Yesterday was the 25th anniversary of a dark day in the history of the city of Baltimore, Maryland (a town I think is underrated, actually – I have quite liked it when I’ve traveled there). It was the day the Colts snuck out of town under cover of night and snow and relocated to Indianapolis. The Colts meant so much to Charm City, and its denizens still speak longingly of the days of Johnny Unitas and Art Donovan, that I wouldn’t have expected to see this headline in the Baltimore Sun:
Good Riddance
I understand, intellectually – getting rid of Bob Irsay and (eventually) getting two new stadiums and a Super Bowl title means Balmer didn’t turn into a vast wasteland after the Colts left. Oriole Park at Camden Yards is a jewel and a point of pride for the city, and the Ravens play in a flashy facility complete with a Johnny U. statue in front.
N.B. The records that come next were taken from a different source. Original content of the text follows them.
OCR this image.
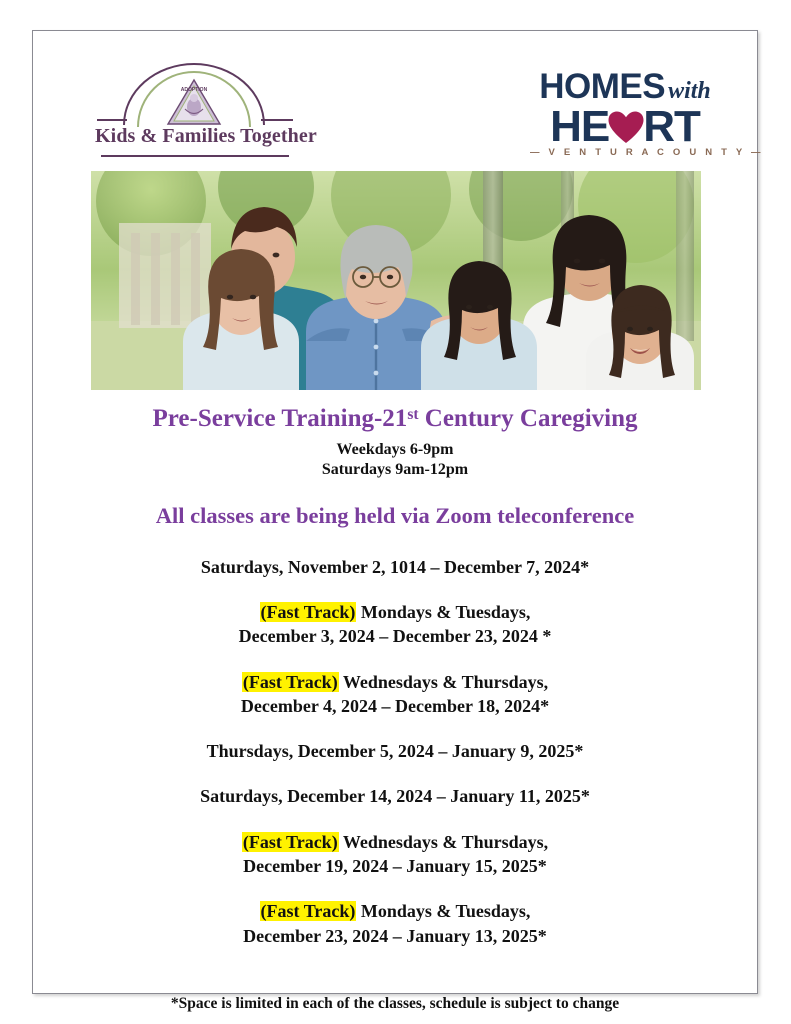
ADOPTION
Kids & Families Together
HOMES with
HE RT
— V E N T U R A C O U N T Y —
Pre-Service Training-21st Century Caregiving
Weekdays 6-9pm
Saturdays 9am-12pm
All classes are being held via Zoom teleconference
Saturdays, November 2, 1014 – December 7, 2024*
(Fast Track) Mondays & Tuesdays,
December 3, 2024 – December 23, 2024 *
(Fast Track) Wednesdays & Thursdays,
December 4, 2024 – December 18, 2024*
Thursdays, December 5, 2024 – January 9, 2025*
Saturdays, December 14, 2024 – January 11, 2025*
(Fast Track) Wednesdays & Thursdays,
December 19, 2024 – January 15, 2025*
(Fast Track) Mondays & Tuesdays,
December 23, 2024 – January 13, 2025*
*Space is limited in each of the classes, schedule is subject to change
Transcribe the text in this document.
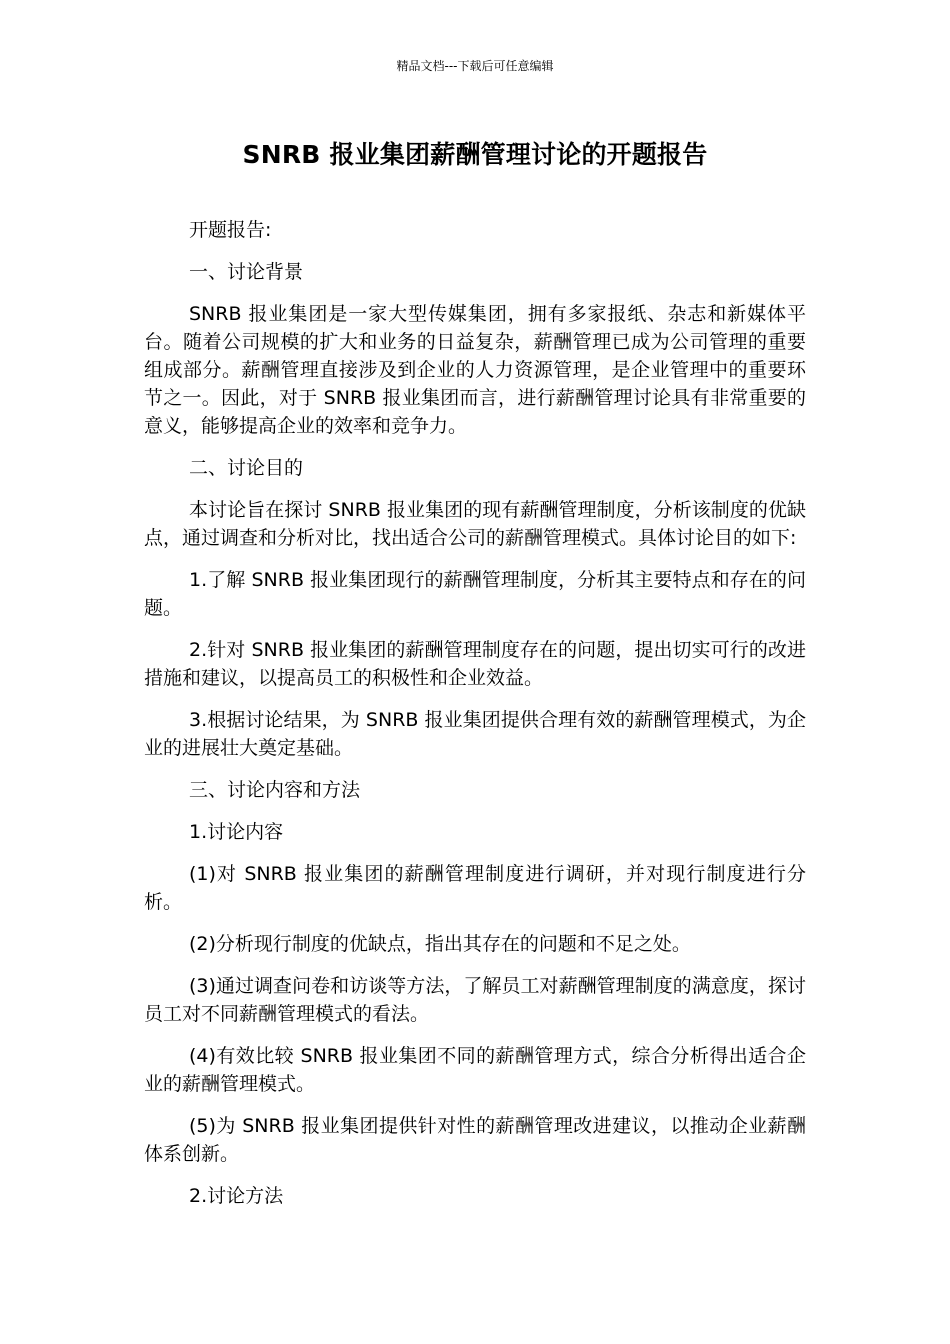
精品文档---下载后可任意编辑
SNRB 报业集团薪酬管理讨论的开题报告

开题报告:

一、讨论背景

SNRB 报业集团是一家大型传媒集团，拥有多家报纸、杂志和新媒体平台。随着公司规模的扩大和业务的日益复杂，薪酬管理已成为公司管理的重要组成部分。薪酬管理直接涉及到企业的人力资源管理，是企业管理中的重要环节之一。因此，对于 SNRB 报业集团而言，进行薪酬管理讨论具有非常重要的意义，能够提高企业的效率和竞争力。

二、讨论目的

本讨论旨在探讨 SNRB 报业集团的现有薪酬管理制度，分析该制度的优缺点，通过调查和分析对比，找出适合公司的薪酬管理模式。具体讨论目的如下:

1.了解 SNRB 报业集团现行的薪酬管理制度，分析其主要特点和存在的问题。

2.针对 SNRB 报业集团的薪酬管理制度存在的问题，提出切实可行的改进措施和建议，以提高员工的积极性和企业效益。

3.根据讨论结果，为 SNRB 报业集团提供合理有效的薪酬管理模式，为企业的进展壮大奠定基础。

三、讨论内容和方法

1.讨论内容

(1)对 SNRB 报业集团的薪酬管理制度进行调研，并对现行制度进行分析。

(2)分析现行制度的优缺点，指出其存在的问题和不足之处。

(3)通过调查问卷和访谈等方法，了解员工对薪酬管理制度的满意度，探讨员工对不同薪酬管理模式的看法。

(4)有效比较 SNRB 报业集团不同的薪酬管理方式，综合分析得出适合企业的薪酬管理模式。

(5)为 SNRB 报业集团提供针对性的薪酬管理改进建议，以推动企业薪酬体系创新。

2.讨论方法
I just didn’t think I’d ever hear anybody in Baltimore verbalize it. I didn’t think rational was possible.
(By the way – by 2015, the Colts will have called Indianapolis home for as long as they did Baltimore, and no one under the age of about 35 will have any useful recollection of the Baltimore Colts. It’ll be 2027 before the Ravens will have been around as long as the Baltimore Colts.)
If you remember that day with sorrow (I just shook my head at the time, while many others shook their fists), you have my condolences. It never should have happened – even if it did turn out for the best.
But there’s a lot of that in the world.